The TCS and AEs will be assessed at the end of treatment.

Concomitant drugs will be recorded during the study, including those taken for the control of vascular risk factors (hypertension, diabetes, atherosclerosis, atrial fibrillation, APOE, homocysteine, etcetera), antithrombotic treatments for cardioembolism, and the use of antiplatelet agents for noncardioembolic stroke.

Sample size

According to the previous study, an improvement of ADAS-Cog scores in the treatment group and the placebo group were 1.8 (standard deviation: 5.94) and 0.3 (standard deviation: 6.32), respectively [17]. The difference in scores between the two groups was 1.5. Accordingly, we assume that a difference within 1.5 indicates acupuncture is not inferior to citicoline treatment. Using a non-inferiority design, and assuming a power of 80%, an alpha value of 5%, and a population standard deviation of 5.89, the required sample size is 94 patients in each group. Allowing for 15% attrition, we should recruit 216 patients, with 108 in each group.

Data analysis

Descriptive statistics will be used to describe demographic and baseline characteristics of study participants. A generalized estimation equation (GEE) will be used to test the between-group differences. The accepted level of significance for all analyses will be P <0.05. Data analysis will be conducted by statisticians who are independent of the research team. Analysis will be conducted using SPSS software (SPSS 12.0 KO for Windows ©).

Discussion

Acupuncture is a part of Traditional Chinese Medicine and has been used for thousands of years to treat clinical disorders, including stroke-related deficits. However, the possible effects of acupuncture on cognitive function have received little attention or the evidence base is poor. Acupuncture may be effective in treating some neurogenic cognitive or communicative disorders such as autism [18]. The problems associated with cognition issues after stroke continue to be challenged. This study is expected to provide evidence, with high external validity, for the effectiveness and safety of acupuncture treatment on VCIND patients. To our knowledge, this is the first large-scale, multicenter, randomized, controlled trial specifically evaluating acupuncture therapy in VCIND.

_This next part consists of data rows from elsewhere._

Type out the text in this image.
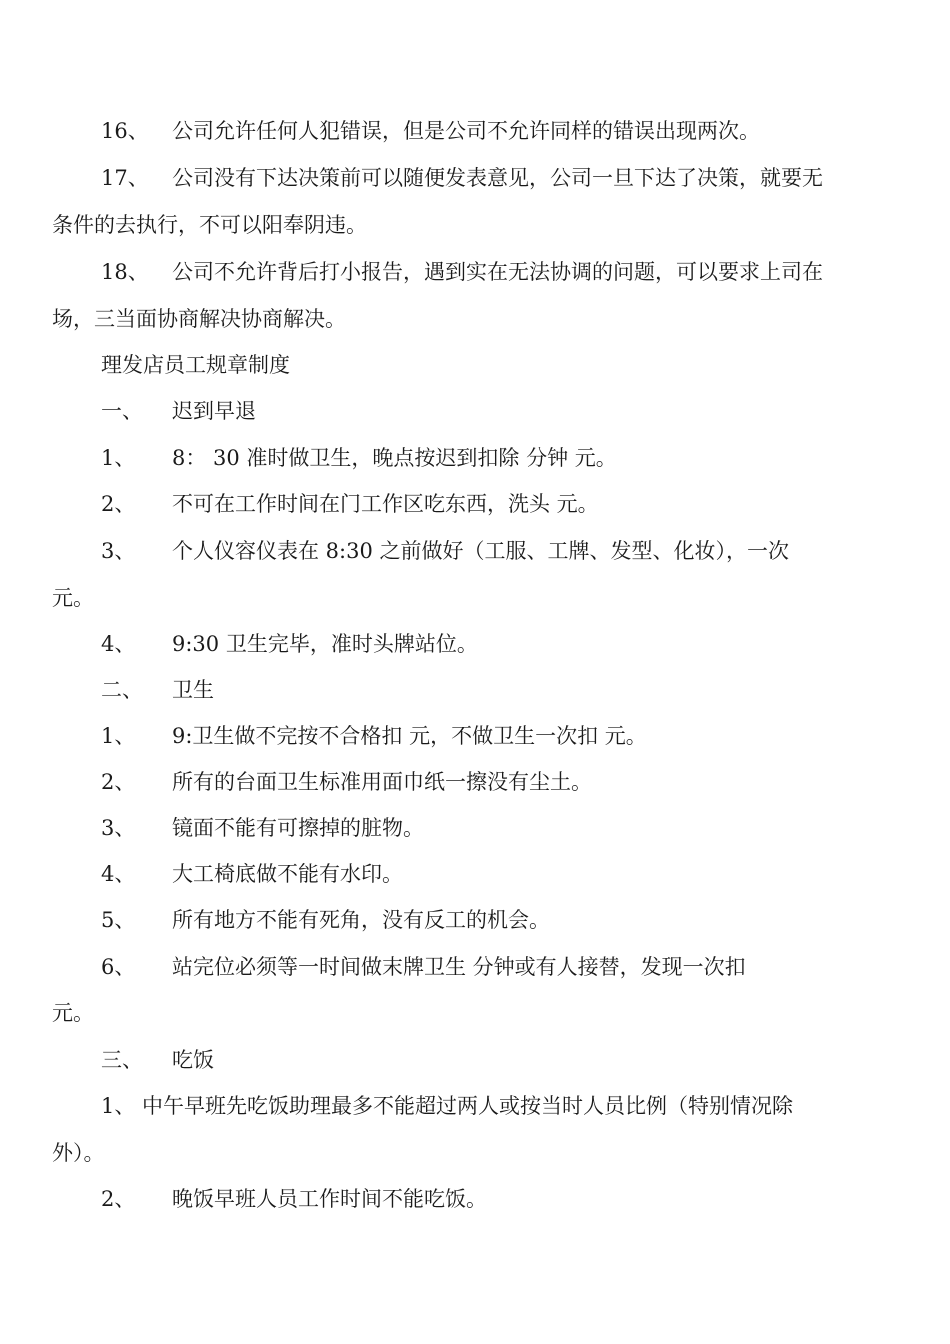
16、 公司允许任何人犯错误，但是公司不允许同样的错误出现两次。
17、 公司没有下达决策前可以随便发表意见，公司一旦下达了决策，就要无
条件的去执行，不可以阳奉阴违。
18、 公司不允许背后打小报告，遇到实在无法协调的问题，可以要求上司在
场，三当面协商解决协商解决。
理发店员工规章制度
一、 迟到早退
1、 8： 30 准时做卫生，晚点按迟到扣除 分钟 元。
2、 不可在工作时间在门工作区吃东西，洗头 元。
3、 个人仪容仪表在 8:30 之前做好（工服、工牌、发型、化妆），一次
元。
4、 9:30 卫生完毕，准时头牌站位。
二、 卫生
1、 9:卫生做不完按不合格扣 元，不做卫生一次扣 元。
2、 所有的台面卫生标准用面巾纸一擦没有尘土。
3、 镜面不能有可擦掉的脏物。
4、 大工椅底做不能有水印。
5、 所有地方不能有死角，没有反工的机会。
6、 站完位必须等一时间做末牌卫生 分钟或有人接替，发现一次扣
元。
三、 吃饭
1、 中午早班先吃饭助理最多不能超过两人或按当时人员比例（特别情况除
外）。
2、 晚饭早班人员工作时间不能吃饭。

The MMSE is a brief and widely used test for screening for cognitive impairment; however, it has been criticized as a poor screening test for VCIND due to insensitivity to visuospatial and executive function impairments commonly involved in patients with cerebrovascular disease [19, 20]. The Montreal Cognitive Assessment (MoCA) evaluates multiple domains of cognition, including visuo-executive, naming, attention, language, abstraction, delayed recall and orientation, but cannot completely replace the MMSE [21]. In our study, global cognitive function will be assessed using the MMSE and the MoCA in the initial screening session.

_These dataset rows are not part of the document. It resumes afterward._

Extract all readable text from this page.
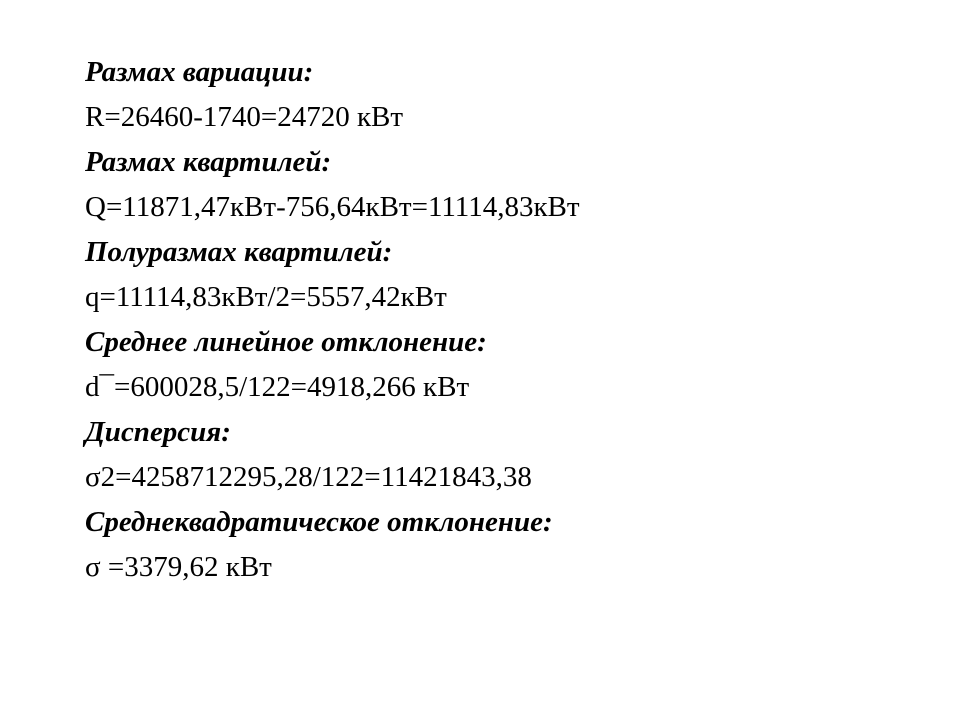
Размах вариации:
R=26460-1740=24720 кВт
Размах квартилей:
Q=11871,47кВт-756,64кВт=11114,83кВт
Полуразмах квартилей:
q=11114,83кВт/2=5557,42кВт
Среднее линейное отклонение:
d¯=600028,5/122=4918,266 кВт
Дисперсия:
σ2=4258712295,28/122=11421843,38
Среднеквадратическое отклонение:
σ =3379,62 кВт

The trial has some limitations. First, in certain circumstances, it may be difficult to determine whether the cognitive decline is based on vascular factors, Alzheimer’s disease, or both (mixed forms) because AD and VCI can co-occur and interact in a manner [22, 23]. Second, acupuncturists and participants cannot be blinded to the group allocation, although all outcome measures will be administered and collected by an independent researcher to minimize the risk of detection bias. We will carefully discuss residual sources of bias and their potential impact on clinical outcomes when we analyze the study findings.

These results from this trial will provide preliminary evidence about the usefulness and acceptability of acupuncture for patients with VCIND, which will serve as a basis for further research.

Trial status

This trial is currently recruiting participants.